The British Bankers Association (BBA) has admitted that leading banks are using a standard series of statements about credit ratings designed to give key signals to other lenders without upsetting their customers.

As a result, many of the statements appear to be good references when they are actually a warning not to lend a particular customer money. The banks use six different statements but, while all appear to be positive references, they actually have very different meanings.

The top rating is "undoubted", though this is very rarely applied; only the Queen and super-wealthy clients are likely to get this reference.

Below this, "considered good for your figures" is the reference given to most customers who are known to the bank, have consistent spending patterns and are reliable with regular incomes, or have a healthy credit rating or balance.

The third rating is "should prove good for your figures". While this sounds positive, it is actually a warning and will be taken as a fail by many lenders considering applications for credit.

At the next step down, the banks use "although funds are fairly fully committed he would not enter in to an agreement he couldn't fulfil". This is a direct warning not to lend money to the customer in question, even though it sounds innocuous.

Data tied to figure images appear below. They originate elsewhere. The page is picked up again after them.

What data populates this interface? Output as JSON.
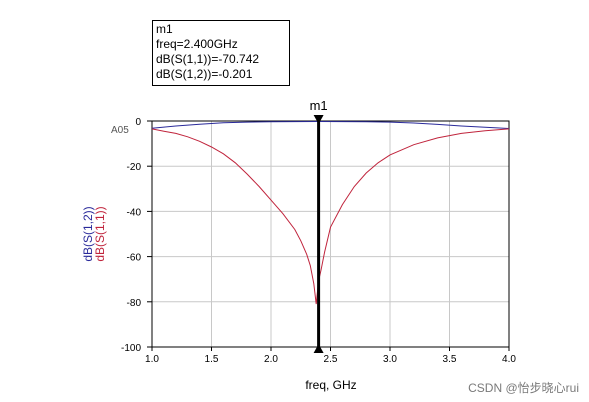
{
  "marker_box": {
    "name": "m1",
    "freq_line": "freq=2.400GHz",
    "s11_line": "dB(S(1,1))=-70.742",
    "s12_line": "dB(S(1,2))=-0.201"
  },
  "watermark": "CSDN @怡步晓心rui",
  "chart_data": {
    "type": "line",
    "xlabel": "freq, GHz",
    "xlim": [
      1.0,
      4.0
    ],
    "ylim": [
      -100,
      0
    ],
    "xticks": [
      "1.0",
      "1.5",
      "2.0",
      "2.5",
      "3.0",
      "3.5",
      "4.0"
    ],
    "yticks": [
      "0",
      "-20",
      "-40",
      "-60",
      "-80",
      "-100"
    ],
    "ytick_values": [
      0,
      -20,
      -40,
      -60,
      -80,
      -100
    ],
    "xtick_values": [
      1.0,
      1.5,
      2.0,
      2.5,
      3.0,
      3.5,
      4.0
    ],
    "corner_label": "A05",
    "grid": true,
    "series": [
      {
        "name": "dB(S(1,2))",
        "color": "#2a2a9a",
        "x": [
          1.0,
          1.2,
          1.4,
          1.6,
          1.8,
          2.0,
          2.2,
          2.4,
          2.6,
          2.8,
          3.0,
          3.2,
          3.4,
          3.6,
          3.8,
          4.0
        ],
        "y": [
          -3.2,
          -2.2,
          -1.4,
          -0.8,
          -0.5,
          -0.3,
          -0.25,
          -0.2,
          -0.25,
          -0.35,
          -0.5,
          -0.9,
          -1.5,
          -2.2,
          -2.8,
          -3.3
        ]
      },
      {
        "name": "dB(S(1,1))",
        "color": "#c0243c",
        "x": [
          1.0,
          1.1,
          1.2,
          1.3,
          1.4,
          1.5,
          1.6,
          1.7,
          1.8,
          1.9,
          2.0,
          2.1,
          2.2,
          2.25,
          2.3,
          2.33,
          2.36,
          2.38,
          2.4,
          2.42,
          2.45,
          2.5,
          2.6,
          2.7,
          2.8,
          2.9,
          3.0,
          3.2,
          3.4,
          3.6,
          3.8,
          4.0
        ],
        "y": [
          -3.5,
          -4.5,
          -5.5,
          -7.0,
          -9.0,
          -11.5,
          -14.5,
          -18.5,
          -23.5,
          -29.0,
          -35.0,
          -41.0,
          -48.0,
          -53.0,
          -59.0,
          -64.0,
          -72.0,
          -81.0,
          -70.7,
          -66.0,
          -58.0,
          -47.0,
          -37.0,
          -29.0,
          -23.0,
          -18.5,
          -15.0,
          -10.5,
          -7.5,
          -5.5,
          -4.3,
          -3.5
        ]
      }
    ],
    "marker": {
      "label": "m1",
      "x": 2.4
    }
  }
}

Statement number five sounds equally innocent: "Although funds are fairly fully over committed he would not enter into an agreement he couldn't fulfil". This is the same warning as applies at level four, but with the word "over" added to show that the customer is considered an even worse risk.

The lowest reference possible is "capital resources fully employed", which is another warning not to lend.

Bank insiders say the code has been adopted because of a drive for more openness with customers. In 1994, the banks bowed to pressure to give customers more information about credit references, amid rising concern about freedom of information and data protection issues.

Lenders agreed that references would not be supplied without the customer's written consent and that any reference would be on a standard bank form recognised by all clearing banks. As customers are now entitled to demand a copy of their references, the current code has been drawn up to avoid alienating borrowers.

"There are a number of standard responses that are used by banks as customer references," confirmed Brian Capon of the BBA.

"These references are just an opinion and are not meant to be definitive - there are more sophisticated ways to get a reference more accurately than this, such as credit reference agencies."

Capon said that the top-level rating - "undoubted" - was almost never used because the banks did not have a full picture of customers' other financial commitments.

"These standards are not so much a pass or a fail," he said. "I would refer to it as more akin to a set of traffic lights: red was a warning, green for go and amber sort of in between."

However, consumer groups said the references were dishonest. "It seems fairly incredible that the banks could not come up with a better solution than deceiving customers in this way," said Paul Witts, a credit expert with the campaigning group Scamsdirect.co.uk.

"Surely honesty is something we could hope to expect from our banks - after all, they expect honesty from us," Witts said. "And how much trouble are they causing people who are trying to cope with their finances not knowing what their real position is?"